Various modifications and alterations to this disclosure will become apparent to those skilled in the art without departing from the scope and spirit of this disclosure. It should be understood that this disclosure is not intended to be unduly limited by the illustrative embodiments set forth herein and that such examples and embodiments are presented by way of example only with the scope of the disclosure intended to be limited only by the claims set forth herein as follows.
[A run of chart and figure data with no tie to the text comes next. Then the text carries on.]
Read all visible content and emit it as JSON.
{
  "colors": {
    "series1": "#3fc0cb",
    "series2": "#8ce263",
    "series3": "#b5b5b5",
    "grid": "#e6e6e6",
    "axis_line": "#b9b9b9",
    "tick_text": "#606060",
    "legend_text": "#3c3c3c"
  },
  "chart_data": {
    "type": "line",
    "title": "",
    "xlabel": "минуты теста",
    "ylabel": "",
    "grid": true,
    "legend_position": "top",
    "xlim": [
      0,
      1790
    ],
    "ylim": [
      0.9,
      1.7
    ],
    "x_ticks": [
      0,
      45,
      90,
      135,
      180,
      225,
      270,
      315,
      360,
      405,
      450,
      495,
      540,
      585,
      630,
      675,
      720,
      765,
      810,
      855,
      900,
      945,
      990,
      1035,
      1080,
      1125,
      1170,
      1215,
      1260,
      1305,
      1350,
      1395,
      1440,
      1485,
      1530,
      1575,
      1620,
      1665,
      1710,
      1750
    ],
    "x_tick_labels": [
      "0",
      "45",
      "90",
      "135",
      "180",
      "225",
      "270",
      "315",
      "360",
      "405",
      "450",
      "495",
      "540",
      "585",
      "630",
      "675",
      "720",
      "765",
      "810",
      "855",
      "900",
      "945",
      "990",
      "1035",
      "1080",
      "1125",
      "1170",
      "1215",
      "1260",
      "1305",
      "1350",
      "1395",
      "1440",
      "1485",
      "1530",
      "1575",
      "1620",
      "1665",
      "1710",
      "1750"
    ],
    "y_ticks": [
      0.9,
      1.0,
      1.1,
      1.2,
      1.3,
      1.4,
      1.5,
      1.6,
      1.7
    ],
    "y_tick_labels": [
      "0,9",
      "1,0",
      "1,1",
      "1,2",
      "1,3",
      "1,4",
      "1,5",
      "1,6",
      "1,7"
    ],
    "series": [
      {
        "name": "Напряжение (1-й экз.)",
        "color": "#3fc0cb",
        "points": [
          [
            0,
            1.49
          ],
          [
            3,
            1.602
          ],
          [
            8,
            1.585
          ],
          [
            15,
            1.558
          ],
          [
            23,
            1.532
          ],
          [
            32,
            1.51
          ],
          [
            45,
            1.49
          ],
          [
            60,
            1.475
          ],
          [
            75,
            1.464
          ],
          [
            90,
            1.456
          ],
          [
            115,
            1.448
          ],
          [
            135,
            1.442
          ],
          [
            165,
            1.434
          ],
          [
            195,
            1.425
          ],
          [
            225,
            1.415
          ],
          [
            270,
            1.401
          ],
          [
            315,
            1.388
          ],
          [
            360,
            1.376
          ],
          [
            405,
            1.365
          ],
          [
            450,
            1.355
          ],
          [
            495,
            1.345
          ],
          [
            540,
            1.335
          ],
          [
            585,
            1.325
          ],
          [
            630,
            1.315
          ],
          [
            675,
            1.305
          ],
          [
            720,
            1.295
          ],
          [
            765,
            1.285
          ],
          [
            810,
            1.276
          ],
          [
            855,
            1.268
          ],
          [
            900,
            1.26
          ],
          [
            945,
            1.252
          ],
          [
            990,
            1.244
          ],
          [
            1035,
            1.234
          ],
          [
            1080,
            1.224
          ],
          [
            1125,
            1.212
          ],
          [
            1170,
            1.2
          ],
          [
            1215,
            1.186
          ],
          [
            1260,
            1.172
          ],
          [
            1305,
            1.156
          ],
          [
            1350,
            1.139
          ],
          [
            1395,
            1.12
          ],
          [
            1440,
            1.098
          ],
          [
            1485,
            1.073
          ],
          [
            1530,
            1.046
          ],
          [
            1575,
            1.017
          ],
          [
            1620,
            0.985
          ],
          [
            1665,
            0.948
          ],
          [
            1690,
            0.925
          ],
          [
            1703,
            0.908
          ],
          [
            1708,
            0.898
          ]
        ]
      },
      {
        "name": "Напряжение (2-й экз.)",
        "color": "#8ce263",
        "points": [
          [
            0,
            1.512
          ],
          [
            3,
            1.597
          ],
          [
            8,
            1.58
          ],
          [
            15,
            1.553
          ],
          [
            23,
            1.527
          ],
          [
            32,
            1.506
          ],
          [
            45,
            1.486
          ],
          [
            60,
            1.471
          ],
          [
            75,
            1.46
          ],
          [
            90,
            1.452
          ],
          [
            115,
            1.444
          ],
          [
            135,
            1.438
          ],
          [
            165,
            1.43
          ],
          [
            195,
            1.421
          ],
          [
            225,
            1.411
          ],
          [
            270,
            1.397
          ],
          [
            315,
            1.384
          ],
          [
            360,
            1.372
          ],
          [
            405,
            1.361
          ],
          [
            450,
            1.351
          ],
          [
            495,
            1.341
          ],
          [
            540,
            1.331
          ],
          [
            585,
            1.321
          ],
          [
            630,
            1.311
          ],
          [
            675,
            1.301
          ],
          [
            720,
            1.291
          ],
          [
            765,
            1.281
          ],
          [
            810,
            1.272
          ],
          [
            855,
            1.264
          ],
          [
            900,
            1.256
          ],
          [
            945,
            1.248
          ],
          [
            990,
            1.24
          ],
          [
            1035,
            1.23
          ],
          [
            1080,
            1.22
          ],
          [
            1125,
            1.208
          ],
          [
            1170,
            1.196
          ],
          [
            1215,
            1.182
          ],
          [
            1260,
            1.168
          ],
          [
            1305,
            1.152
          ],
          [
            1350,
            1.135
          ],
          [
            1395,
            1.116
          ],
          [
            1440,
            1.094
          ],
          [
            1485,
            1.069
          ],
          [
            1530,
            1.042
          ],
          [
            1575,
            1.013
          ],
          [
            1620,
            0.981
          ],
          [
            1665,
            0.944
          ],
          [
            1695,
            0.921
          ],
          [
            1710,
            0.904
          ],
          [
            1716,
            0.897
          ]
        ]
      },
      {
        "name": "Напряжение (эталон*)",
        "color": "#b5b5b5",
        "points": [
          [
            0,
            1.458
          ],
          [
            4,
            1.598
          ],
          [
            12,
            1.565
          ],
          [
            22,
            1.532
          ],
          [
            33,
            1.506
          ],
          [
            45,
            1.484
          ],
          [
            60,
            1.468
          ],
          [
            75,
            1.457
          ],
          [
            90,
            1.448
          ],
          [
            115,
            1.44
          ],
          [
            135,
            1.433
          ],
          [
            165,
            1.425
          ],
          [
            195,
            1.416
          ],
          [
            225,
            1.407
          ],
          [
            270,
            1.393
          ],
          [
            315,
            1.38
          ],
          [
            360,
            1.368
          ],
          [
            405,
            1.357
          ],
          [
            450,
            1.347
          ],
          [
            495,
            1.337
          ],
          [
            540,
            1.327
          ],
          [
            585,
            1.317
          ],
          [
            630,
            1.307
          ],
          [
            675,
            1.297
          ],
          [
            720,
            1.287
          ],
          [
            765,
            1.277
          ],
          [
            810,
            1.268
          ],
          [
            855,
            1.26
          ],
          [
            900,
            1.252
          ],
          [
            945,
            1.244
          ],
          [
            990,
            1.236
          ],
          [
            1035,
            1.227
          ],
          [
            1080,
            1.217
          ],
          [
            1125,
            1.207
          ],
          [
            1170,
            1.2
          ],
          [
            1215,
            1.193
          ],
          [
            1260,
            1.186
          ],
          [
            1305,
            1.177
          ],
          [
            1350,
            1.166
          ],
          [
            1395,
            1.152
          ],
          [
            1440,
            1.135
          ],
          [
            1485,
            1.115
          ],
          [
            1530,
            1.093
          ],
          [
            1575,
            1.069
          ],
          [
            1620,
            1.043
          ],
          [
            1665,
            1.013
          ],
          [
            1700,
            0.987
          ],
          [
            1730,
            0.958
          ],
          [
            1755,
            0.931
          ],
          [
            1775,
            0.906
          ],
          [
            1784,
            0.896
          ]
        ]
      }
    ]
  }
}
All references cited in this disclosure are herein incorporated by reference in their entirety.

Claims

What is claimed:

1. A system comprising: an electrochemical cell pack comprising: a housing having an interior space; a plurality of electrochemical cells disposed within the interior space; and a thermal management fluid disposed within the interior space such that the electrochemical cell is in thermal communication with the thermal management fluid; and a vent assembly comprising a flow control mechanism and a filter assembly disposed downstream of the flow control mechanism; wherein the flow control mechanism is configured to enable fluid communication between the interior space of the housing and the filter assembly upon a condition within the interior space exceeding a predetermined threshold value; wherein the filter assembly comprises an absorbent or adsorbent filter configured to remove one or more fluorine containing toxic components from a fluid stream passing through the vent assembly.

2. The system of claim 1, the filter assembly further comprising either or both of a fire barrier and a particulate filter disposed upstream of the absorbent or adsorbent filter.
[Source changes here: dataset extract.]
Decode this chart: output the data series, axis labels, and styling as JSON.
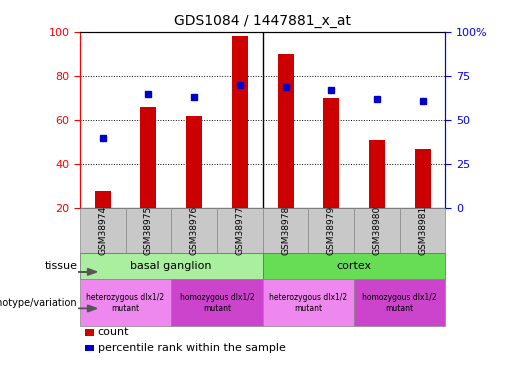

3. The system of any one of the previous claims, the vent assembly further comprising a mechanism for detecting the presence of fluorine containing toxic byproducts.

4. The system of claim 3, the mechanism comprising a sensing material that undergoes a change in one or more physical properties upon exposure to fluorine and a sensor in communication with the sensing material that is configured to measure the physical properties.

5. The system of claim 4, wherein the sensing material undergoes a change in electrical resistance upon exposure to fluorine containing materials.

6. The system of claim 5, wherein the sensing material comprises titanium.

7. The system of any one of the previous claims, the absorbent or adsorbent filter comprising a filter media extending along a length of the filter and having an inner wall that defines an internal passageway in fluid communication with the interior volume of the housing, and wherein the sensing material is disposed as a porous layer on the inner wall.

8. The system of any one of the previous claims, wherein the thermal management fluid comprises a fluorinated material.

9. The system of any one of the previous claims, wherein the thermal management fluid has an electrical conductivity (at 25 degrees Celsius) of less than le-5 S/cm.

10. The system of any one of the previous claims, wherein the thermal management fluid comprises a fluoroether, fluorocarbon, fluoroketone, fluorosulfone, or fluoroolefins.

11. The system of any one of the previous claims, wherein the thermal management fluid comprises fluorinated compounds in an amount of at least 20 wt. %, based on the total weight of the thermal management fluid.

12. An electrical power system comprising: the system of any one of claims 1-11; and an electrical load, wherein the electrochemical cell pack is electrically coupled to the electrical load.

13. The electrical power system of claim 12, wherein the electrical load is a motor for propelling an electric vehicle.